A private matter
My friend and former co-worker Bill Steigerwald extolls the virtues of highway privatization in his column in today's Pittsburgh Tribune-Review. For the purposes of this discussion, I'll take Bill's word for it that highway privatization has worked as well as its advocates claim. I'll add that philosophically, I have no problem with privatization of government services, and I definitely think it's option we should consider.
I do, however, think it is wrong to believe that privatization is a panacea for all the problems that state, local and the federal governments face. Let's consider, for a moment, the logic behind privatization: Private firms are better able than governments to deliver public services because free market competition forces companies that want to survive and prosper to provide goods and services with maximum efficiency at the lowest cost. Government, on the other hand, faces no competition, and while elected officials are answerable to the public, the bureaucrats who administer government services are not, and they are often protected by work rules over which elected officials have limited control.
Now, let's look at the some of the flaws in that logic. First of all, private enterprises, like governments, are composed of human beings who make mistakes, who fail, and who do bad things deliberately. History of full of companies that have made disastrous mistakes. It's why companies go bankrupt. It's why they fail.

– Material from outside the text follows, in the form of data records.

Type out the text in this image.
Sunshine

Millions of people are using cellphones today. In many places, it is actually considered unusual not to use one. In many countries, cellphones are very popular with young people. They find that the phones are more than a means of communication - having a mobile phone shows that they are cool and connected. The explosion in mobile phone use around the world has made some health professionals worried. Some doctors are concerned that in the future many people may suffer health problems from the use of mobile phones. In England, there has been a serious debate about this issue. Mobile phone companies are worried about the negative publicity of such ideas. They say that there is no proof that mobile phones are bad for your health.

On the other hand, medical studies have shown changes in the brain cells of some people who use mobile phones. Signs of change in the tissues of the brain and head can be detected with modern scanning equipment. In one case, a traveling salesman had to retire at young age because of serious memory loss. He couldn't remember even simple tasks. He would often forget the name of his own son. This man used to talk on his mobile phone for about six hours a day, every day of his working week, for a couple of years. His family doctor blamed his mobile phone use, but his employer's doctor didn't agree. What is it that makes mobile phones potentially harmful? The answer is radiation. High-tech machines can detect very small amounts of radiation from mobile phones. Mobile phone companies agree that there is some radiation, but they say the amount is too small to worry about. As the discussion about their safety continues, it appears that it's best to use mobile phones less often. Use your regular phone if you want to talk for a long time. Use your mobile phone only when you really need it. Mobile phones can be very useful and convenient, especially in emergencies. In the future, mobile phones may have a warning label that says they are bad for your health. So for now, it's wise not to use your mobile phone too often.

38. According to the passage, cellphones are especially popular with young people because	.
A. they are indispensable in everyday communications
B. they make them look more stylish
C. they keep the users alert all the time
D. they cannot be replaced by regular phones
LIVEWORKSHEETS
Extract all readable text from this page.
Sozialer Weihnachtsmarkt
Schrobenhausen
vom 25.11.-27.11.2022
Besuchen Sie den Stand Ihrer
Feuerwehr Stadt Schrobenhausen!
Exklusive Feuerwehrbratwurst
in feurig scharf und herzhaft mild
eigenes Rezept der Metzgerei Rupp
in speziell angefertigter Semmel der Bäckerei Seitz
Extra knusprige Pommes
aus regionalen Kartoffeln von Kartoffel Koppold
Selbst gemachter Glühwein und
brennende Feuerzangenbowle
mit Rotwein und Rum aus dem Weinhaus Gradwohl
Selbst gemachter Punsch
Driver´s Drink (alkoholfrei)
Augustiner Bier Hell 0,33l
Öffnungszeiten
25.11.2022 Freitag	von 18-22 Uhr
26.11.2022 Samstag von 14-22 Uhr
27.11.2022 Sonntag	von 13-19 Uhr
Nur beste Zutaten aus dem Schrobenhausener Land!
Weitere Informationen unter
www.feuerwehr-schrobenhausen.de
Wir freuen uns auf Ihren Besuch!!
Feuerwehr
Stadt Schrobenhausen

The problem is that the consequences of those mistakes can be deferred for years. Enron, for example, was playing games with its books long before anyone noticed. Even after business school students and a few enterprise reporters began to spot the cracks in the energy giant's foundations, Enron's failures continued to escape widespread public attention until the company was on the verge of collapse.
Second, the free market system doesn't really reward companies for providing excellent goods and services; it rewards them for being profitable. Companies can increase profits in any number of ways without improving customer satisfaction. They can produce cheap products. They can cut back on safety measures. They can employ off-the-books workers and not pay taxes on them. In some cases, these practices can catch up to them. But again, it may take years, and in the meantime, people may be hurt or die.
There's a dangerous corollary to the aforementioned idea: Companies can stay in business for years without being profitable as long as they can appear to be profitable. Enron is again a good example, but there are plenty of others. (If you want an example close to home, think Phar-Mor.) People invested in Enron, and continued to do business with the company, long after they should have, because on paper the company appeared to be thriving.
Third, social conditions that have hobbled governments in providing quality services are still going to exist no matter who provides them. I'm thinking here of education. The president can talk all he wants about the "soft bigotry of low expectations", but the bottom line is that academic achievement correlates strongly with family income: Students from wealthier families perform better in school than those from poor families. This doesn't mean poor people are stupid; it does mean that children of affluent families come to school with several advantages over their low-income peers. Some public and private schools have overcome the disadvantages posed by poverty, but those disadvantages are real and will not go away just because you give people vouchers for their kids to attend private schools. (And I happen to be in favor of school vouchers for low-income families.)
Finally, there is no guarantee that privatization will increase accountability. It may even dilute it. What you are doing by outsourcing services to private companies is adding another layer of bureaucracy between the constituents who receive those services, and the elected officials who are ultimately accountable to those constituents. And that extra layer is one that is not subject to many of the laws that require government business to be conducted in the public eye.
None of this is to say that we should not bother outsourcing government functions, and selling some government assets, to private concerns. But we have to consider that we might be trading one set of problems for another.